Het complex bestaat, zoals gezegd, uit een hoofdgebouw en de directeursvilla waarvan de architect niet bekend is. Het sanatorium is later diverse malen uitgebreid, maar op zo'n manier dat het wel één geheel bleef. De as van het hoofdgebouw (het eigenlijk sanatorium en de eerste foto's op de site) is een lange gang over de gehele breedte van het pand met aan weerszijden hiervan de vertrekken. De ziekenkamers lagen op de zonnige zuid- achterzijde, en de dienstvertekken aan de voorzijde. De gevels zijn op het onderste stuk na vrijwel geheel witgepleisterd en ter decoratie zijn er boven de vensters groen geglazuurde bakstenen toegepast. Aan de achterzijde is een grote veranda waarop een balkon ligt. Dit wordt gedragen door dubbele slanke houten zuiltjes die onderling verbonden zijn en een elegante eenvoudige Jugendstil vormgeving hebben. Alle kamers hebben openslaande deuren zodat patiënten met bed en al naar buiten gereden konden worden, zowel naar de veranda als naar het balkon. Binnen is het vrijwel in originele staat en komen de groen geglazuurde bakstenen weer terug in de bogen die in de gangen zijn aangebracht. Ook de originele vloer is nog grotendeels aanwezig.

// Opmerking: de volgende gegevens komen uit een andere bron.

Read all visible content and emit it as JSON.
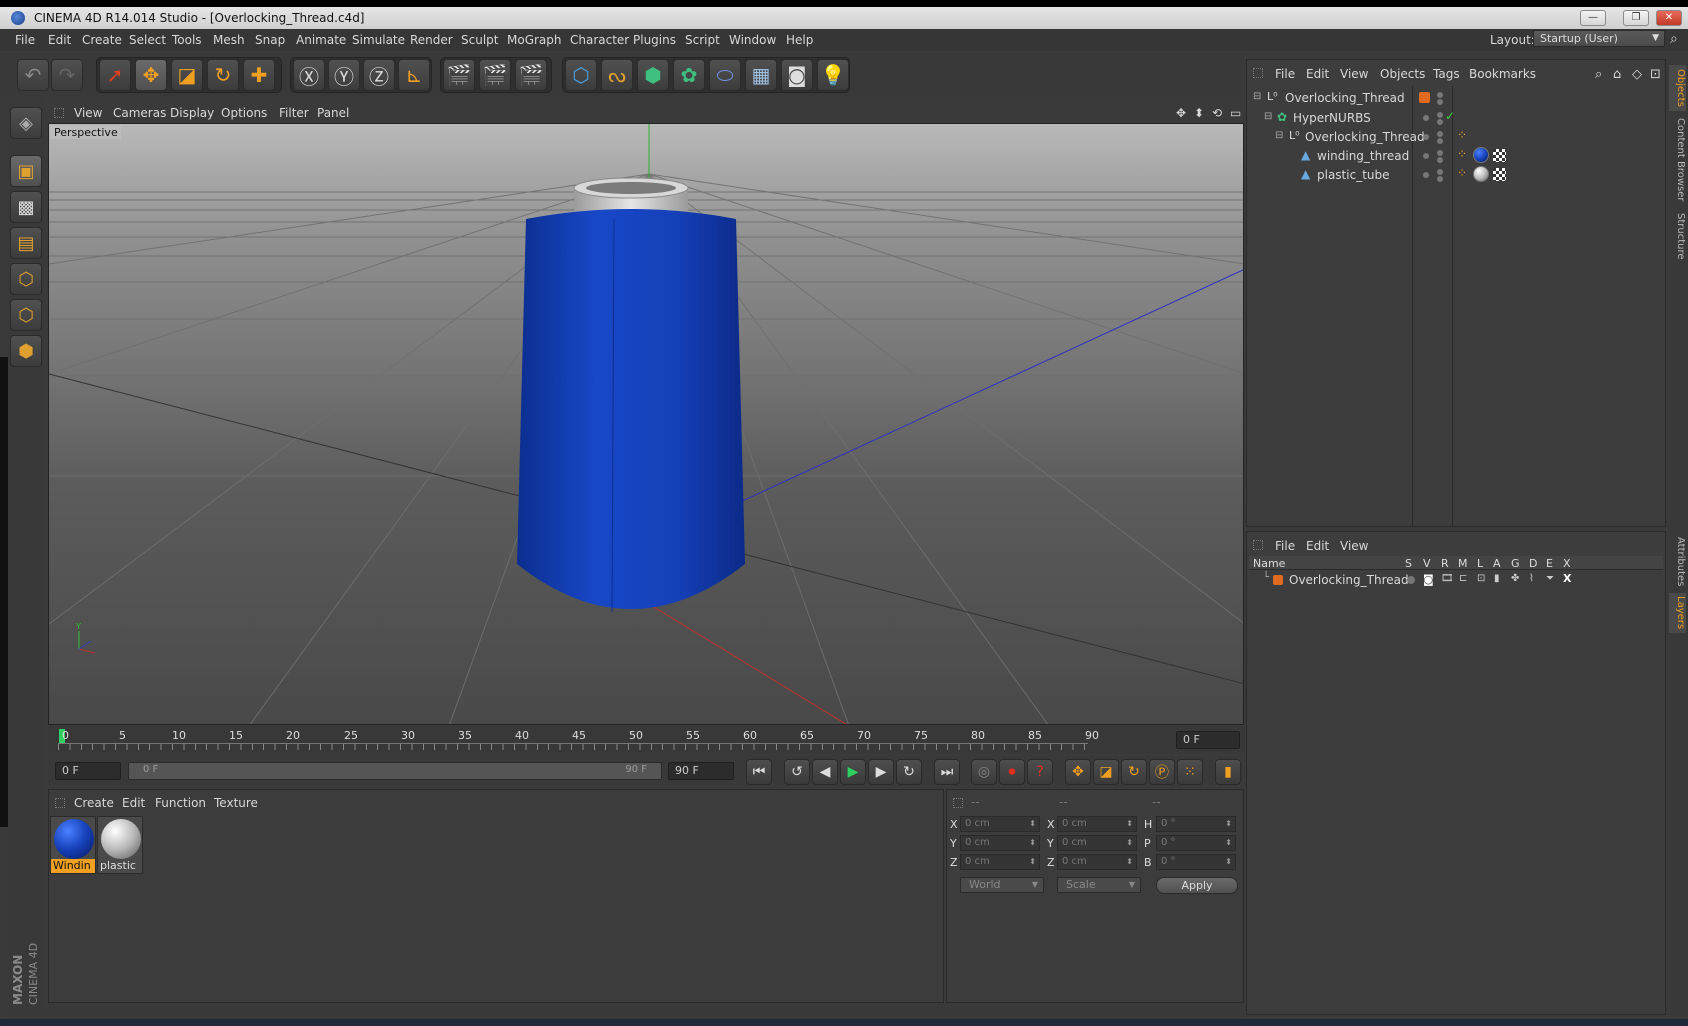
{
  "window": {
    "title": "CINEMA 4D R14.014 Studio - [Overlocking_Thread.c4d]",
    "buttons": [
      "—",
      "❐",
      "✕"
    ]
  },
  "menubar": {
    "items": [
      "File",
      "Edit",
      "Create",
      "Select",
      "Tools",
      "Mesh",
      "Snap",
      "Animate",
      "Simulate",
      "Render",
      "Sculpt",
      "MoGraph",
      "Character",
      "Plugins",
      "Script",
      "Window",
      "Help"
    ],
    "layout_label": "Layout:",
    "layout_value": "Startup (User)"
  },
  "viewport": {
    "menu": [
      "View",
      "Cameras",
      "Display",
      "Options",
      "Filter",
      "Panel"
    ],
    "label": "Perspective"
  },
  "timeline": {
    "ticks": [
      "0",
      "5",
      "10",
      "15",
      "20",
      "25",
      "30",
      "35",
      "40",
      "45",
      "50",
      "55",
      "60",
      "65",
      "70",
      "75",
      "80",
      "85",
      "90"
    ],
    "current_frame": "0 F",
    "start_field": "0 F",
    "range_start": "0 F",
    "range_end": "90 F",
    "end_field": "90 F"
  },
  "materials": {
    "menu": [
      "Create",
      "Edit",
      "Function",
      "Texture"
    ],
    "items": [
      {
        "name": "Windin",
        "color": "#1540b8",
        "selected": true
      },
      {
        "name": "plastic",
        "color": "#b8b8b8",
        "selected": false
      }
    ]
  },
  "coordinates": {
    "headers": [
      "--",
      "--",
      "--"
    ],
    "rows": [
      {
        "a_label": "X",
        "a_val": "0 cm",
        "b_label": "X",
        "b_val": "0 cm",
        "c_label": "H",
        "c_val": "0 °"
      },
      {
        "a_label": "Y",
        "a_val": "0 cm",
        "b_label": "Y",
        "b_val": "0 cm",
        "c_label": "P",
        "c_val": "0 °"
      },
      {
        "a_label": "Z",
        "a_val": "0 cm",
        "b_label": "Z",
        "b_val": "0 cm",
        "c_label": "B",
        "c_val": "0 °"
      }
    ],
    "mode1": "World",
    "mode2": "Scale",
    "apply": "Apply"
  },
  "objects": {
    "menu": [
      "File",
      "Edit",
      "View",
      "Objects",
      "Tags",
      "Bookmarks"
    ],
    "tree": [
      {
        "name": "Overlocking_Thread"
      },
      {
        "name": "HyperNURBS"
      },
      {
        "name": "Overlocking_Thread"
      },
      {
        "name": "winding_thread"
      },
      {
        "name": "plastic_tube"
      }
    ]
  },
  "layers": {
    "menu": [
      "File",
      "Edit",
      "View"
    ],
    "columns": [
      "Name",
      "S",
      "V",
      "R",
      "M",
      "L",
      "A",
      "G",
      "D",
      "E",
      "X"
    ],
    "rows": [
      {
        "name": "Overlocking_Thread"
      }
    ]
  },
  "side_tabs": [
    "Objects",
    "Content Browser",
    "Structure",
    "Attributes",
    "Layers"
  ],
  "branding": {
    "line1": "MAXON",
    "line2": "CINEMA 4D"
  },
  "colors": {
    "accent": "#f0a020",
    "thread": "#1540b8",
    "panel": "#3d3d3d"
  }
}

De directeurswoning is ook nagenoeg geheel witgepleisterd op de stukken boven de kozijnen na. Het interieur is vrijwel onveranderd gebleven.
Aangezien beide panden op de monumentenlijst staan en dus niet gesloopt mogen worden is de eigenaar op dit moment bezig er een passende functie voor te vinden, waarbij gedacht wordt aan een particulier verzorgingshuis. Tot die tijd staan ze leeg en inmiddels is er al een stuk door brand verwoest en hebben vandalen er aardig huisgehouden.
Op een mooie dag ben ik naar Nunspeet gereden en na enig zoekwerk kon ik een gat in het hek vinden waardoor ik het terrein op kon komen. Een ingang in het gebouw was snel gevonden omdat van elk pand wel wel een plank was verwijderd waardoor ik door het raam naar binnen kon klimmen. Binnen was het erg stil en donker en was de sfeer van hoe het ooit geweest moest zijn goed bewaard gebleven. Prachtige gangen, mooie trapleuningen, mooie kozijnen en zelfs wat speciale oude tegeltjes. Hopelijk wordt het snel in ere hersteld.